I would have thought that to access a member from a pointer
would be pUsers->i ?????????
Not when it is an array.
-> is to derefence a pointer to a single item
[j] is to derefence a pointer to one element of an array of items.
-> is to derefence a pointer to a single item
[j] is to derefence a pointer to one element of an array of items.
Not when it is an array.
-> is to derefence a pointer to a single item
[j] is to derefence a pointer to one element of an array of items.
-> is to derefence a pointer to a single item
[j] is to derefence a pointer to one element of an array of items.
Not when it is an array.
-> is to derefence a pointer to a single item
[j] is to derefence a pointer to one element of an array of items.
-> is to derefence a pointer to a single item
[j] is to derefence a pointer to one element of an array of items.
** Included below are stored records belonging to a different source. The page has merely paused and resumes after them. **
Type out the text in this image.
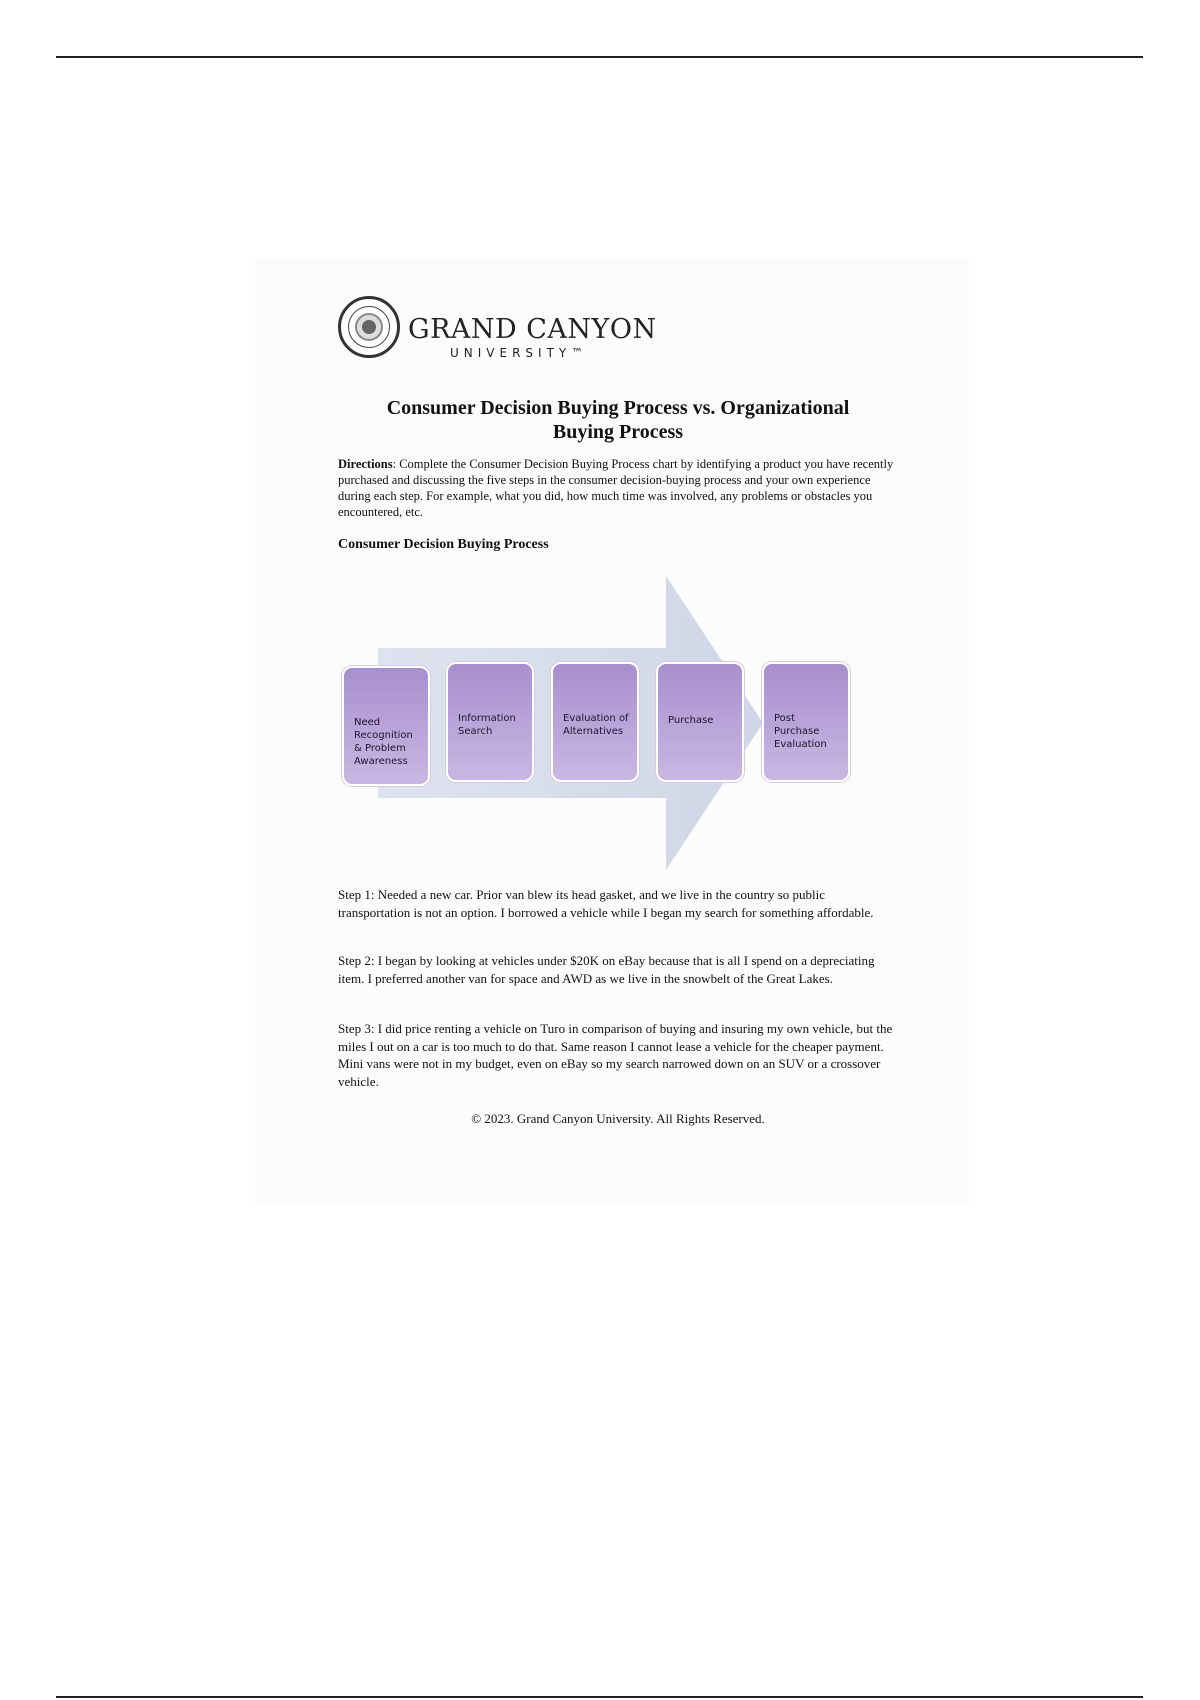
GRAND CANYON
UNIVERSITY™
Consumer Decision Buying Process vs. Organizational
Buying Process
Directions: Complete the Consumer Decision Buying Process chart by identifying a product you have recently purchased and discussing the five steps in the consumer decision-buying process and your own experience during each step. For example, what you did, how much time was involved, any problems or obstacles you encountered, etc.
Consumer Decision Buying Process
Need Recognition & Problem Awareness
Information Search
Evaluation of Alternatives
Purchase	Post Purchase Evaluation
Step 1: Needed a new car. Prior van blew its head gasket, and we live in the country so public transportation is not an option. I borrowed a vehicle while I began my search for something affordable.
Step 2: I began by looking at vehicles under $20K on eBay because that is all I spend on a depreciating item. I preferred another van for space and AWD as we live in the snowbelt of the Great Lakes.
Step 3: I did price renting a vehicle on Turo in comparison of buying and insuring my own vehicle, but the miles I out on a car is too much to do that. Same reason I cannot lease a vehicle for the cheaper payment. Mini vans were not in my budget, even on eBay so my search narrowed down on an SUV or a crossover vehicle.
© 2023. Grand Canyon University. All Rights Reserved.
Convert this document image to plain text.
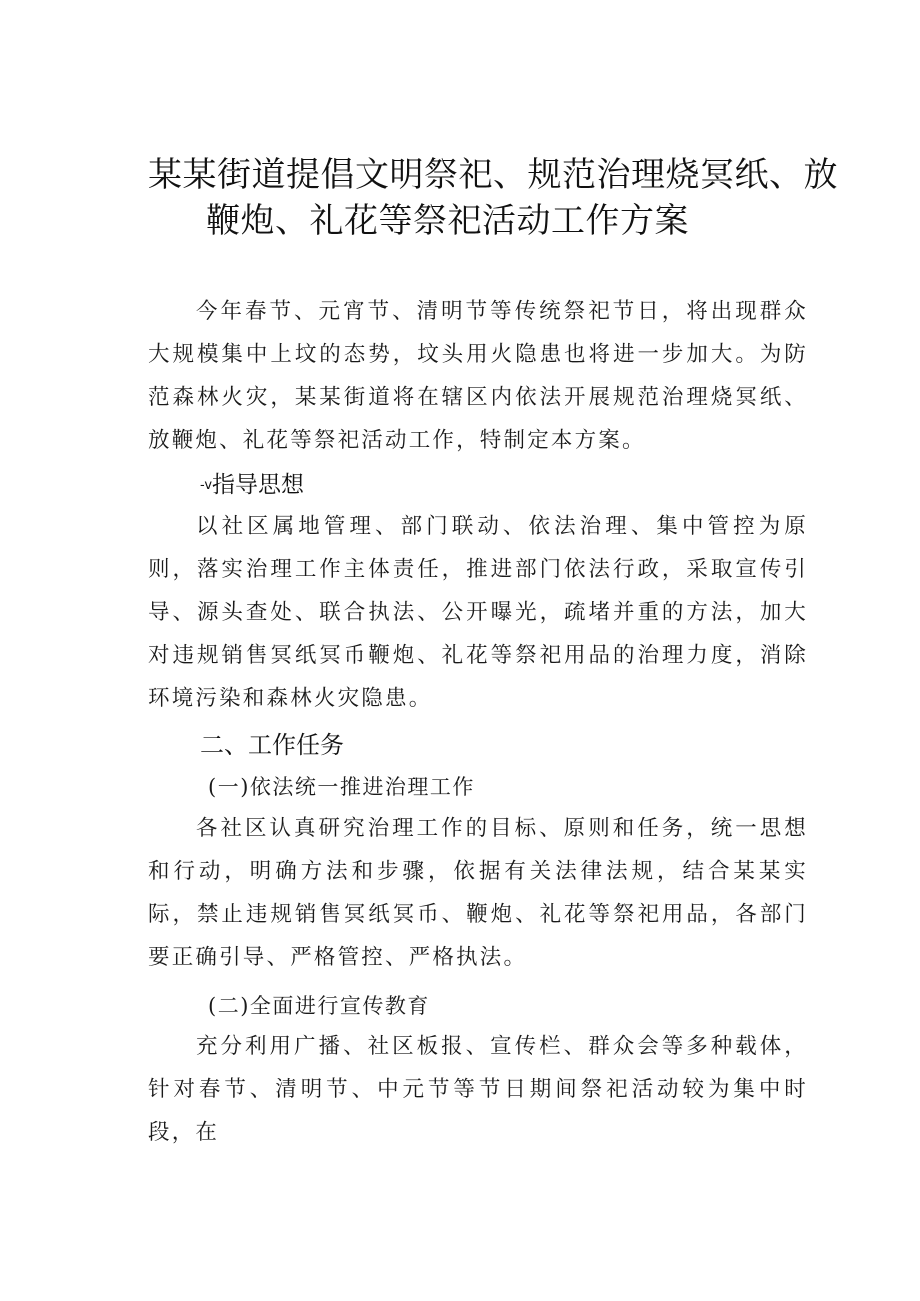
某某街道提倡文明祭祀、规范治理烧冥纸、放
鞭炮、礼花等祭祀活动工作方案

今年春节、元宵节、清明节等传统祭祀节日，将出现群众大规模集中上坟的态势，坟头用火隐患也将进一步加大。为防范森林火灾，某某街道将在辖区内依法开展规范治理烧冥纸、放鞭炮、礼花等祭祀活动工作，特制定本方案。

-v指导思想

以社区属地管理、部门联动、依法治理、集中管控为原则，落实治理工作主体责任，推进部门依法行政，采取宣传引导、源头查处、联合执法、公开曝光，疏堵并重的方法，加大对违规销售冥纸冥币鞭炮、礼花等祭祀用品的治理力度，消除环境污染和森林火灾隐患。

二、工作任务
(一)依法统一推进治理工作

各社区认真研究治理工作的目标、原则和任务，统一思想和行动，明确方法和步骤，依据有关法律法规，结合某某实际，禁止违规销售冥纸冥币、鞭炮、礼花等祭祀用品，各部门要正确引导、严格管控、严格执法。

(二)全面进行宣传教育

充分利用广播、社区板报、宣传栏、群众会等多种载体，针对春节、清明节、中元节等节日期间祭祀活动较为集中时段，在
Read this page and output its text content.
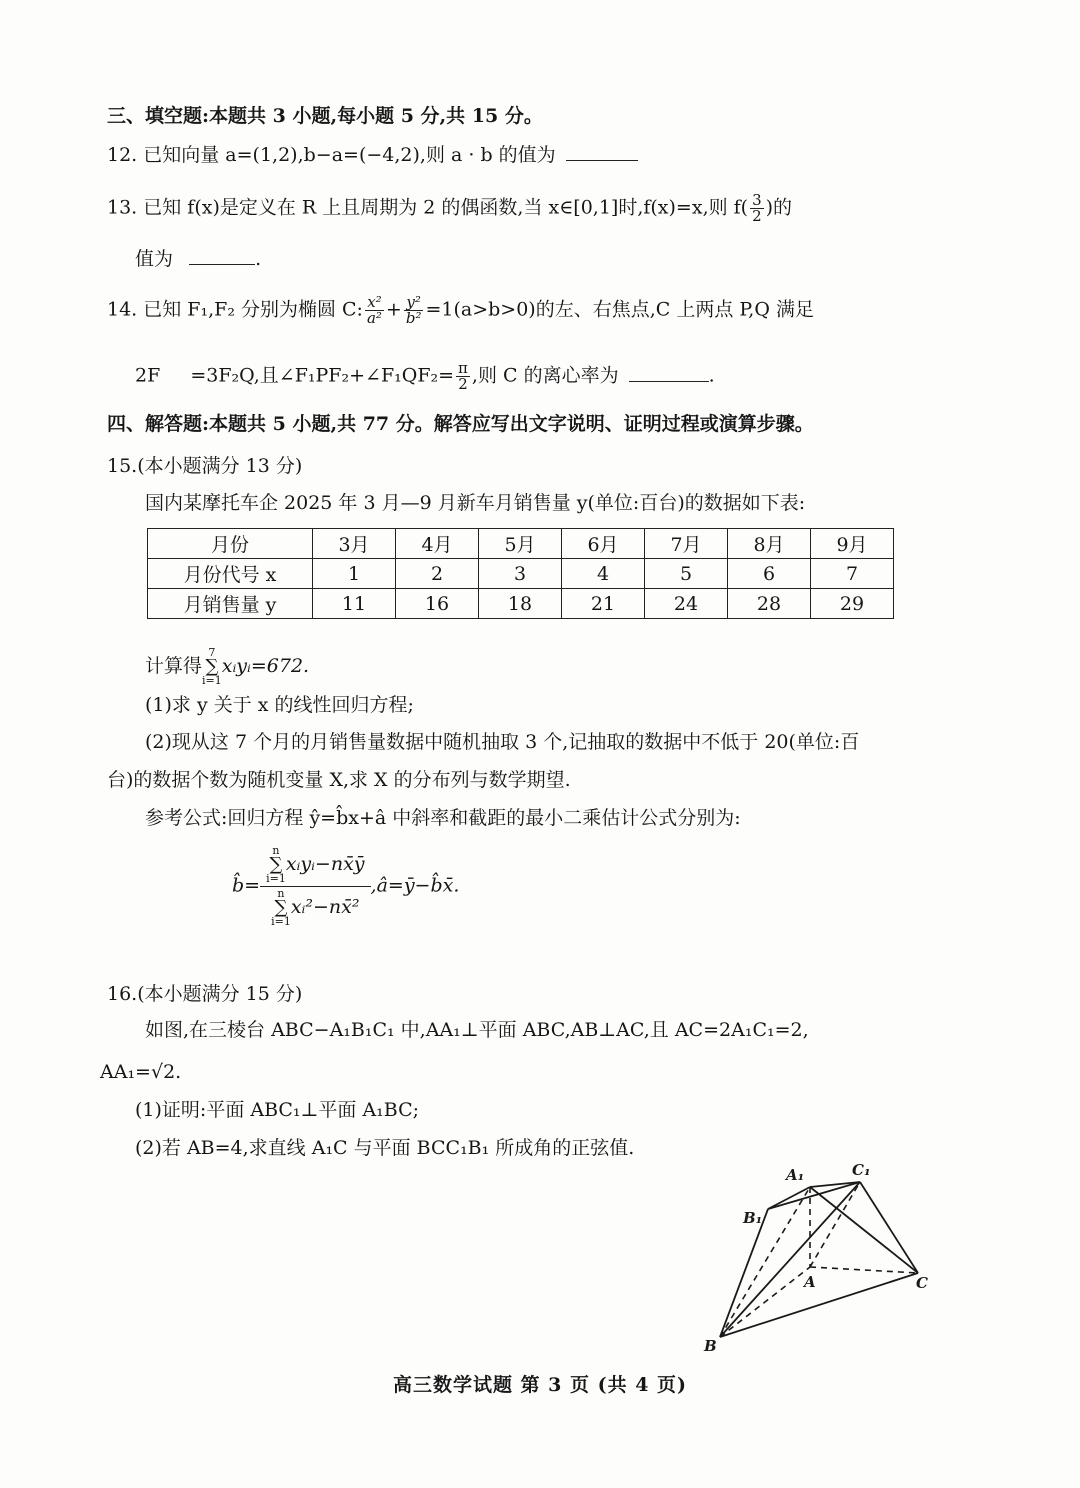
三、填空题:本题共 3 小题,每小题 5 分,共 15 分。
12. 已知向量 a=(1,2),b−a=(−4,2),则 a · b 的值为
13. 已知 f(x)是定义在 R 上且周期为 2 的偶函数,当 x∈[0,1]时,f(x)=x,则 $f( \frac{3}{2}$ )的
值为	.
14. 已知 F₁,F₂ 分别为椭圆 C: $\frac{\text{x²}}{\text{a²}} + \frac{\text{y²}}{\text{b²}} =1(a>b>0)$的左、右焦点,C 上两点 P,Q 满足
2F =3F₂Q,且∠F₁PF₂+∠F₁QF₂= $\frac{\pi}{2}$ ,则 C 的离心率为	.
四、解答题:本题共 5 小题,共 77 分。解答应写出文字说明、证明过程或演算步骤。
15.(本小题满分 13 分)
国内某摩托车企 2025 年 3 月—9 月新车月销售量 y(单位:百台)的数据如下表:
月份	3月	4月	5月	6月	7月	8月	9月
月份代号 x	1	2	3	4	5	6	7
月销售量 y	11	16	18	21	24	28	29
计算得7
∑
i=1xᵢyᵢ=672.
(1)求 y 关于 x 的线性回归方程;
(2)现从这 7 个月的月销售量数据中随机抽取 3 个,记抽取的数据中不低于 20(单位:百
台)的数据个数为随机变量 X,求 X 的分布列与数学期望.
参考公式:回归方程 ŷ=b̂x+â 中斜率和截距的最小二乘估计公式分别为:
b̂= n
∑
i=1xᵢyᵢ−nx̄ȳ
n
∑
i=1xᵢ²−nx̄² ,â=ȳ−b̂x̄.
16.(本小题满分 15 分)
如图,在三棱台 ABC−A₁B₁C₁ 中,AA₁⊥平面 ABC,AB⊥AC,且 AC=2A₁C₁=2,
AA₁=√2.
(1)证明:平面 ABC₁⊥平面 A₁BC;
(2)若 AB=4,求直线 A₁C 与平面 BCC₁B₁ 所成角的正弦值.
A₁	C₁
B₁
A	C
B
高三数学试题 第 3 页 (共 4 页)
oops .. don't know how that happened. It looks like I'm saying everything three times everything three times everything three times :-)
X_Y* pUsers;
pUsers = NULL;
if (TheFunc(&pUsers)) {
/* guess TheFunc returns true if it allocated an array */
if (pUsers) { /* check anyway */
int j;
int n;
n = 10; /* how do you know how many in the array? */
for (j = 0; j < n; j++) {
printf("%d\n",pUsers[j].i)
}
/* you may have to free the array afterwards */
}
}